Genome-wide local ancestry inference in admixed individuals with scalable penalized nearest neighbor algorithm

Loter
Solaris
Inria
Machine Learning
Population genetics
conference
SMPGD
Statistical Methods for Post Genomic Data (SMPGD) 2020, Pasteur Institute, Paris, France
Authors

Ghislain Durif

Julien Mairal

Michael Blum

Published

January 23, 2020

Keywords: Machine Learning, Optimization, Population genomics, Local ancestry inference, Python

Summary

In most Eukaryotes species, the transmission of genetic materials between generations is achieved through sexual reproduction. During this process, each individual inherits half of their genome from both their parents. Thanks to genetic recombination, the genome of an individual is a non-uniform combination of the genetic material of their ancestors. This process directly impacts individual phenotype transmission and species or population evolution.

During inter-population (or inter-species) breeding events, descendants inherit an admixture of genetic materials from both source populations (or species). The study of genome-wide locus ancestry (i.e. determining the population of origin of each locus) can be done with local ancestry inference (LAI). It can be very useful to characterize admixture events (time, proportion) during a species history. Local ancetry inference can also be used to study biological adaptation and penotypic variation, or to explore population-specific disease predisposition.
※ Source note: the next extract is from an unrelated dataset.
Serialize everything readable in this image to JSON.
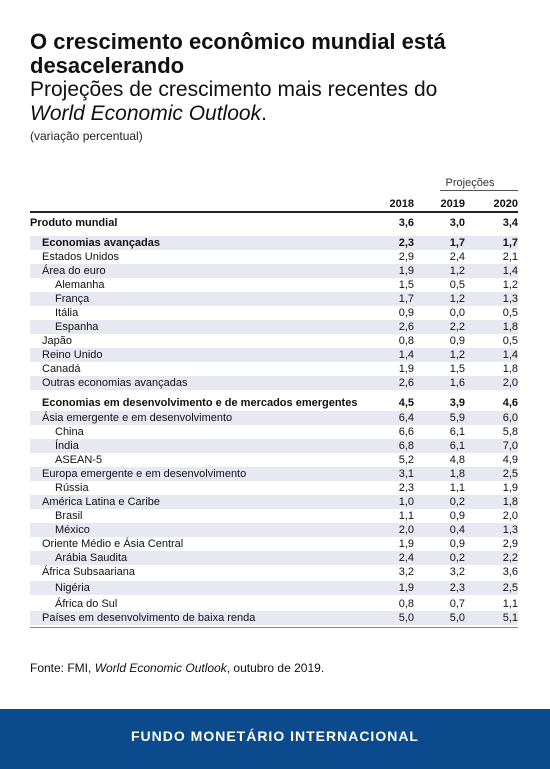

We present Loter2, a machine-learning-based library for genome-wide local ancestry inference, derived from Loter (https://github.com/bcm-uga/Loter). Our method uses a locus-based penalised nearest-neighbor-like approach to determine the local ancestry of each locus in haplotypes from admixed individuals, by using reference haplotypes of individuals from different potential source populations. Loter2 aims at finding for each admixed haplotypes the closest reference haplotype regarding SNP similarity. The resolution is achieved with an efficient and scalable dynamic programming algorithm (with linear complexity). Loter2 implements a specific penalized optimization scheme to account for (i) reference population intra-variability (with a penalty on switches between reference populations), (ii) phasing error in haplotypes (authorizing switches between homologous haplotypes), (iii) a priori locus similarity between admixed and reference populations (based on locus-specific supervised learning of local ancestry). In addition, we use a bagging technique to get more robust results and to avoid hyper-parameter tunning (simplified usage).

Loter2 is able to process haplotype data where haplotype estimation (or phasing) is done in silico by processing SNP genotype data (or directly obtained with haplotype sequencing). For instance, in diploid species, each locus can be homozygous (both ancestral allele or both derived allele) or heterozygous (ancestral and derived allele). We used the phasing software Beagle (Browning & Browning, 2016) in the experiments.

Performance and comparison to state-of-the-art approaches for local ancestry inference with Loter2 are proposed based on the analysis of simulated genotype data, generated with the software msprime (Kelleher et al. 2016), using human chromosome recombination maps and realistic scenarii of admixture events during human species history.